Live, they are a different proposition altogether. With the waistcoated and bespectacled frontman Matt Berninger a continuous bundle of kinetic energy, The National hover over the precipice of chaos. Flanked by the Dessner twins (guitars) and Devendorf brothers (drums and bass) the 46-year-old Berninger is at the eye of the storm, living out his perfectly outlined neurosis.

Drink in hand, he fills the gaps between vocals by twitchily pacing the stage, berating the soundman and launching cups of alcohol. For the chorus of Sleep Well Beast’s best track, the lightning bolt riff of “The System Only Dreams in Total Darkness”, Berninger clings to his microphone like a shield, edging into the crowd and discarding his velvet croon for a guttural scream.

As the groggy, self-lacerating cry of 2010’s “Afraid of Everyone” climaxes to a cauldron of noise, Berninger is on the floor; when “Abel”, from 2005’s breakthrough album Alligator, races to its frantic conclusion, he collapses on the drum riser, summoning his voice from the pit of his stomach.

That minutes earlier Berninger was stood motionless as he delivered the half-spoken newbie “Walk It Back” shows The National’s adaptability: gentle introspection coupled with raucous dynamism. At the first of a four night residency in Hammersmith, the majority of the former comes from Sleep Well Beast, of which there is a generous helping.

Full of trademark craftsmanship, it boasts added subtle electronic glitches – opener “Nobody Else Will Be There” is a beautiful yearn of post-millennial Radiohead remorse – and Berninger’s depth-plumbing confessions of domestic discontent (he wrote the self-questioning lyrics in tandem with wife Carin). Only “Turtleneck”, a venomous blast of blues rock and the most unlike National song yet, veers significantly from standard terrain.

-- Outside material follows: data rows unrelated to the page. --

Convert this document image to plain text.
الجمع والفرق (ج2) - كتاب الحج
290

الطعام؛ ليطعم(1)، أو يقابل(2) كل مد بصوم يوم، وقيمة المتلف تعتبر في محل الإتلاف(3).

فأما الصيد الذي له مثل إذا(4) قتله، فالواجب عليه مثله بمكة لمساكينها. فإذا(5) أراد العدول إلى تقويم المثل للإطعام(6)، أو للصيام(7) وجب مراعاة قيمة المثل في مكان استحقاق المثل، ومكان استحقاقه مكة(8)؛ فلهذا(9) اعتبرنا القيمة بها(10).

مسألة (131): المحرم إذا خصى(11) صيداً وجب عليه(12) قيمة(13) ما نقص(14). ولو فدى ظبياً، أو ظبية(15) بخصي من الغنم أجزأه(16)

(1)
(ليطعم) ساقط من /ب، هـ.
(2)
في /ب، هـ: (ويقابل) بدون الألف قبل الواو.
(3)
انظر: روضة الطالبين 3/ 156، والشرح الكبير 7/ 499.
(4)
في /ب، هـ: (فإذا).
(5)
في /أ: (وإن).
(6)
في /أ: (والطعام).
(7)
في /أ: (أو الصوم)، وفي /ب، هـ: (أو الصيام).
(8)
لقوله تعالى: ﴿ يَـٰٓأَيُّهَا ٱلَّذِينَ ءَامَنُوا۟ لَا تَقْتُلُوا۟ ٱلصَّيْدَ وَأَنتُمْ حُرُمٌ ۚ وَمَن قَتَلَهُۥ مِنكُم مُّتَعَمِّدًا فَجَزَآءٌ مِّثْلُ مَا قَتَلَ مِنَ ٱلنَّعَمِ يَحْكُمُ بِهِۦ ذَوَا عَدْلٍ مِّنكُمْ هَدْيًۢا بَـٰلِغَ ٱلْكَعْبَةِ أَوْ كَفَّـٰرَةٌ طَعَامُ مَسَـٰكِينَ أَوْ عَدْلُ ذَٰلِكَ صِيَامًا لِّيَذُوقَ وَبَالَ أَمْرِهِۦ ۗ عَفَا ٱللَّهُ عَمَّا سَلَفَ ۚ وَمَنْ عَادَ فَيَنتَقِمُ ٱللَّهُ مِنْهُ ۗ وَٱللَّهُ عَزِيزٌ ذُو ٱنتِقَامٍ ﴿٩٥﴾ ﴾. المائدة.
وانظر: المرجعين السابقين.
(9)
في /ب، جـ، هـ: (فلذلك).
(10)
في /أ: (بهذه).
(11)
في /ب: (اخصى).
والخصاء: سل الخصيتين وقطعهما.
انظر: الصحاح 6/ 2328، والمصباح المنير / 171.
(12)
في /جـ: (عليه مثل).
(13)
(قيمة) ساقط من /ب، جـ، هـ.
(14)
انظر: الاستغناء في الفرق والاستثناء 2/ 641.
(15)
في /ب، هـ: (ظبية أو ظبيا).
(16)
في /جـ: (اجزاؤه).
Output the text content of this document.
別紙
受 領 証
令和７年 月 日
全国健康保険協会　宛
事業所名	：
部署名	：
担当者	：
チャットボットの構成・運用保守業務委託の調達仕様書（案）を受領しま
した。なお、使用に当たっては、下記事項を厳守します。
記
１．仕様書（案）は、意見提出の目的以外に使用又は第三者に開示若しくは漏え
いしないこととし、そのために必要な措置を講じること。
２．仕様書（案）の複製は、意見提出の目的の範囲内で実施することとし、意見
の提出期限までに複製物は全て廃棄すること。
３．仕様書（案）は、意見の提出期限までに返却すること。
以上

But it remains startling to see the euphoria with which these inward looking songs are received. Hush descends as the exquisite “I Need My Girl” begins; gold plated hit “Bloodbuzz Ohio” brings the singalong of the night. After aborting “Empire Line” in the encore, “Mr November” is the suitably coalescing finale. Berninger, naturally, spent the song being mobbed as he wandered through the crowd.